H&S IMPROVEMENTS IN FEDERAL JURISDICTIONS

Ottawa —Workplace health and safety committees will take on responsibility for the investigation and resolution of complaints, under changes to the Canadian Labour Code. The amendments, which affect federally regulated sectors, include: a requirement to establish Policy Health and Safety Committees at the upper management level in organizations with more than 300 employees, protection for pregnant and nursing employees, and streamlined internal procedures regarding the right to refuse dangerous work. “We see this step as a beginning of a new day for health and safety and we look forward to the next steps which will include the development of regulations on prevention programs, violence prevention and ergonomics,” said Hassan Yussuff, of the Canadian Labour Congress.

NEW ONTARIO PENSION PLAN FORM

Toronto — The Financial Services Commission of Ontario has released a form that plan administrators must use to meet newly legislated responsibilities to provide trustees of a pension fund with a summary of contributions for each fiscal year. For copies and instructions visit www.fsco.gov.

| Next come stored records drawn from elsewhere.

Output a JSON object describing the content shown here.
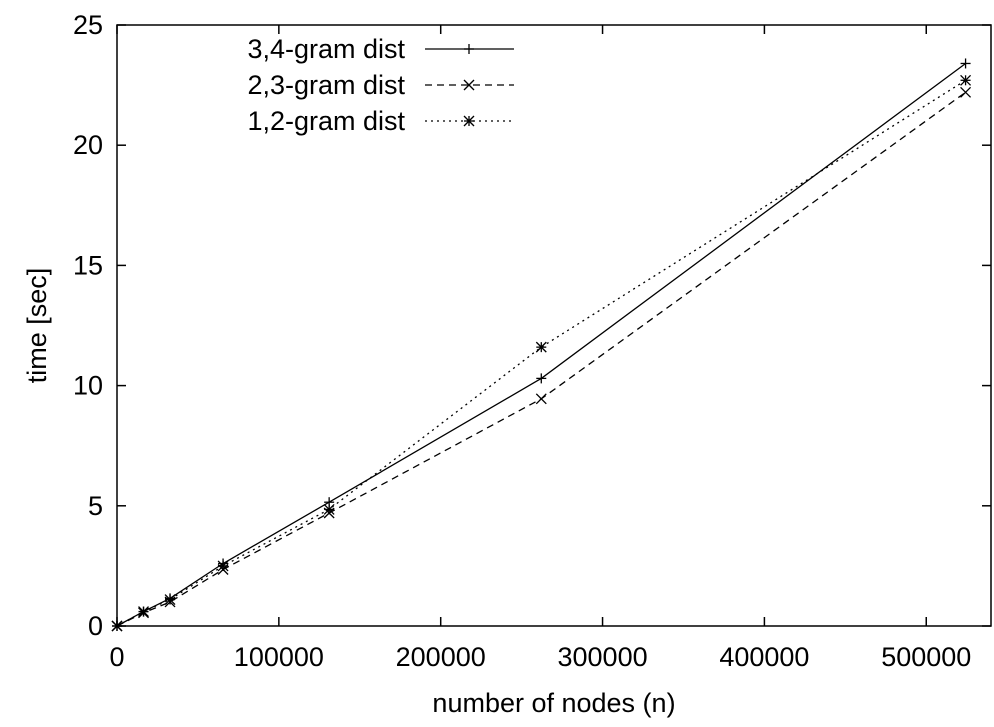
{
  "chart_data": {
    "type": "line",
    "xlabel": "number of nodes (n)",
    "ylabel": "time [sec]",
    "xlim": [
      0,
      540000
    ],
    "ylim": [
      0,
      25
    ],
    "x_ticks": [
      0,
      100000,
      200000,
      300000,
      400000,
      500000
    ],
    "x_tick_labels": [
      "0",
      "100000",
      "200000",
      "300000",
      "400000",
      "500000"
    ],
    "y_ticks": [
      0,
      5,
      10,
      15,
      20,
      25
    ],
    "y_tick_labels": [
      "0",
      "5",
      "10",
      "15",
      "20",
      "25"
    ],
    "grid": false,
    "legend_position": "top-left",
    "series": [
      {
        "name": "3,4-gram dist",
        "line_style": "solid",
        "marker": "plus",
        "color": "#000000",
        "x": [
          0,
          16384,
          32768,
          65536,
          131072,
          262144,
          524288
        ],
        "y": [
          0,
          0.6,
          1.15,
          2.6,
          5.15,
          10.3,
          23.4
        ]
      },
      {
        "name": "2,3-gram dist",
        "line_style": "dashed",
        "marker": "cross",
        "color": "#000000",
        "x": [
          0,
          16384,
          32768,
          65536,
          131072,
          262144,
          524288
        ],
        "y": [
          0,
          0.55,
          1.0,
          2.35,
          4.7,
          9.45,
          22.2
        ]
      },
      {
        "name": "1,2-gram dist",
        "line_style": "dotted",
        "marker": "star",
        "color": "#000000",
        "x": [
          0,
          16384,
          32768,
          65536,
          131072,
          262144,
          524288
        ],
        "y": [
          0,
          0.6,
          1.1,
          2.5,
          4.85,
          11.6,
          22.7
        ]
      }
    ]
  }
}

ca and look under “Forms.”

HRDC TARGETS CHILD BENEFITS

Ottawa — Low-income families will receive an increase in government support to help parents make the transition to the workforce while improving their families’ quality of life, said Jane Stewart, Minister of Human Resources Development Canada. Ottawa is adding more than $425 million to the National Child Benefit fund, bringing federal investment in the program to $1.7 billion annually.

HIRING EN MASSE

Markham, Ont. — Remember the massive job fair IBM held last May, when more than 5,000 candidates crowded into the company’s lobby to hand in their resumes? The dust has settled in the recruitment office and so far about 500 people have been interviewed. More than 100 people have been given offers to join the firm. Meanwhile, Sears Canada announced it will use job fairs to find 4,000 people to staff seven revamped Eaton’s stores.

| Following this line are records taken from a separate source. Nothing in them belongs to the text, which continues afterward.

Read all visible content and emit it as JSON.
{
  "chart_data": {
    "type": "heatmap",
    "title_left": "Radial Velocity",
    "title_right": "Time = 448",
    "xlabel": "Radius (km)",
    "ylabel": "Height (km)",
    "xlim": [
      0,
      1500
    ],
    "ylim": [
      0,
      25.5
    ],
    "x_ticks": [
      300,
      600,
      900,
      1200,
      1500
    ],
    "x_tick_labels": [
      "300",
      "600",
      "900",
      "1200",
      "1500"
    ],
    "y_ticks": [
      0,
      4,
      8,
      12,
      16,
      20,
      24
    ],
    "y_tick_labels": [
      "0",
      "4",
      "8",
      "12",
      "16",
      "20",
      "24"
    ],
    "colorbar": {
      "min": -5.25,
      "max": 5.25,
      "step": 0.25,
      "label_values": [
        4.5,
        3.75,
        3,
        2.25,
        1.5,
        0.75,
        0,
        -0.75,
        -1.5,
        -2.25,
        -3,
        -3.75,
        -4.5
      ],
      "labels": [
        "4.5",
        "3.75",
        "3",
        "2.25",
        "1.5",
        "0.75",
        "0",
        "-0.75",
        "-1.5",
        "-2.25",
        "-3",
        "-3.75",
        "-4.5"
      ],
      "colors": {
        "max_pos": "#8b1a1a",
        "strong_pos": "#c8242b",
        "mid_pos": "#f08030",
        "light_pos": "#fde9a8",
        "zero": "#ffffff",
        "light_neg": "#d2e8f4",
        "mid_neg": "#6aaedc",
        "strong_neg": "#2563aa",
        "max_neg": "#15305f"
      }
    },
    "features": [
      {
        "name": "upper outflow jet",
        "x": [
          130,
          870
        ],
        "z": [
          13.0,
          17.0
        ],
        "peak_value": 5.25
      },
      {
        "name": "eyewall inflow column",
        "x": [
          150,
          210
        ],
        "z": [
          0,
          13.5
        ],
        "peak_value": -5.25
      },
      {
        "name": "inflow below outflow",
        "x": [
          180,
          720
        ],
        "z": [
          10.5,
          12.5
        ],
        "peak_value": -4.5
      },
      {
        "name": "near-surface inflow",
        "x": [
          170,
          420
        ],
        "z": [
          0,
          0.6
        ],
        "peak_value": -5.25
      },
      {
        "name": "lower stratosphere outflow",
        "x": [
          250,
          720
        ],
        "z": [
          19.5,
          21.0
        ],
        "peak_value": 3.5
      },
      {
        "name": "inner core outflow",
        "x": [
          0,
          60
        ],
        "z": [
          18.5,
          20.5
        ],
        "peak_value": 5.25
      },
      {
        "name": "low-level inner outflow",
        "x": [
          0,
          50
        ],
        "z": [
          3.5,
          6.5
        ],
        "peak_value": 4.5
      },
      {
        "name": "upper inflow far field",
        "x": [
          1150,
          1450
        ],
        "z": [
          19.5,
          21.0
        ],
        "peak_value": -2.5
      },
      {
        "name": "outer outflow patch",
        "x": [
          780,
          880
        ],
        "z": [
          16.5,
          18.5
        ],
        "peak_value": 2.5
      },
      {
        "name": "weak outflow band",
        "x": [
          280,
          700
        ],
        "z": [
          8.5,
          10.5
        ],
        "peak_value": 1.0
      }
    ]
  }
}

NEW BRUNSWICK LEADS IN JOB GROWTH

Fredericton — June labour statistics show New Brunswick led the country in growth of the labour force on a year-over-year basis. “This national leadership in the growth of the labour force is encouraging, but I am even more excited about the rise in the number of people employed in the province,” said Norman McFarlane, Minister of Training and Employment Development.

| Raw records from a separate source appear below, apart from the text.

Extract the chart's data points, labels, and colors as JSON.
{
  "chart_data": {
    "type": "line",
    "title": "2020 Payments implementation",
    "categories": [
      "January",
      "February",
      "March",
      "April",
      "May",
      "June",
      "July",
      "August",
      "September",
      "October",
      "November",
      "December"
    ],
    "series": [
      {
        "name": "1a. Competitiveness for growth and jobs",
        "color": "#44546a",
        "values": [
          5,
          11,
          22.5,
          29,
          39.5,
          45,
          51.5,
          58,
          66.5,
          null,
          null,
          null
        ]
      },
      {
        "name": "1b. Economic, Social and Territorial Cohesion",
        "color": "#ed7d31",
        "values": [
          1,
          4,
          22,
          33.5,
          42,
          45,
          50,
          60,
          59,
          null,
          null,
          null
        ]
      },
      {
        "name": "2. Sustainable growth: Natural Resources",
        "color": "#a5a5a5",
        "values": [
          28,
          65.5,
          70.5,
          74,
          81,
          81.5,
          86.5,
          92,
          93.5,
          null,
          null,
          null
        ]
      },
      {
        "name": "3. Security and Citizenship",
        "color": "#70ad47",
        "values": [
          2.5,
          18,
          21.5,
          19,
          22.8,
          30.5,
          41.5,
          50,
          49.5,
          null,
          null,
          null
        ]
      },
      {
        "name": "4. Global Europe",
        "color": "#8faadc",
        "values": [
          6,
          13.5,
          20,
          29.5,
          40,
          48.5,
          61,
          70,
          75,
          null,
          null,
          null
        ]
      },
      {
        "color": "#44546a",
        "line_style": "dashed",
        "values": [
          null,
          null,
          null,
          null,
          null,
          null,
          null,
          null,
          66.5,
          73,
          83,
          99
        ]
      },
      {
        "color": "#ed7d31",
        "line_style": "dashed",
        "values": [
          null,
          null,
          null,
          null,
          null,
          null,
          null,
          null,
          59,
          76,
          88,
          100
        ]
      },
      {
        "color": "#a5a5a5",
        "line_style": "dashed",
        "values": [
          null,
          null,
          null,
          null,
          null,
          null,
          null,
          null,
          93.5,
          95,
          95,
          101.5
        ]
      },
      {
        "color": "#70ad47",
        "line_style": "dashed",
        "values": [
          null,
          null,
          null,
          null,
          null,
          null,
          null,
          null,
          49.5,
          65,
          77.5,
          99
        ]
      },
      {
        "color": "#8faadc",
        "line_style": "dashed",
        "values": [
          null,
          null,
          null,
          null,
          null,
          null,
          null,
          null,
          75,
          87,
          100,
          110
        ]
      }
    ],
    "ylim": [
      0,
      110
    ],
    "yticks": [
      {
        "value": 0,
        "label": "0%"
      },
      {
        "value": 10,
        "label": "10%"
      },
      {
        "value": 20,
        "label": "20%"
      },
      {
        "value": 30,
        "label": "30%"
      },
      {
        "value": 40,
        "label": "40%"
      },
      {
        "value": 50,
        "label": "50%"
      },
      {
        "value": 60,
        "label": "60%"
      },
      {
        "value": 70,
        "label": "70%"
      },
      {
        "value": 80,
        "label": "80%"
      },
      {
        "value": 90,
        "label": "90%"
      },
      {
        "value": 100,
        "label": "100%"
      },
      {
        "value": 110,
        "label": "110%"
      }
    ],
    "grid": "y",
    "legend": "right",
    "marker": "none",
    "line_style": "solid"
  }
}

CORPORATE VOLUNTEERISM HONOURED

Toronto — Companies that have joined with community groups to meet local social needs are eligible for partnership awards through Imagine, an initiative of the Canadian Centre for Philanthropy. For information on nominating your organization, call (416) 597-2293, ext. 229 or visit www.ccp.ca/imagine/awards/index.html before Sept. 20.

EXIT STAGE LEFT

Toronto — Ballerina Kimberly Glasco is dancing away with piles of cash following a deal that ends her wrongful dismissal suit against the National Ballet of Canada. Rumoured to be in the $1-million range, (even as high as $1.5 million), the deal will end Glasco’s relationship with the Ballet company rather than waiting for an arbitrator’s ruling on Glasco’s wrongful dismissal suit.

Mandatory retirement review

Toronto — The Ontario Human Rights Commission has launched a review of mandatory retirement and age discrimination. The commission intends to draft policy recommendations, after extensive consultation with interested parties this fall.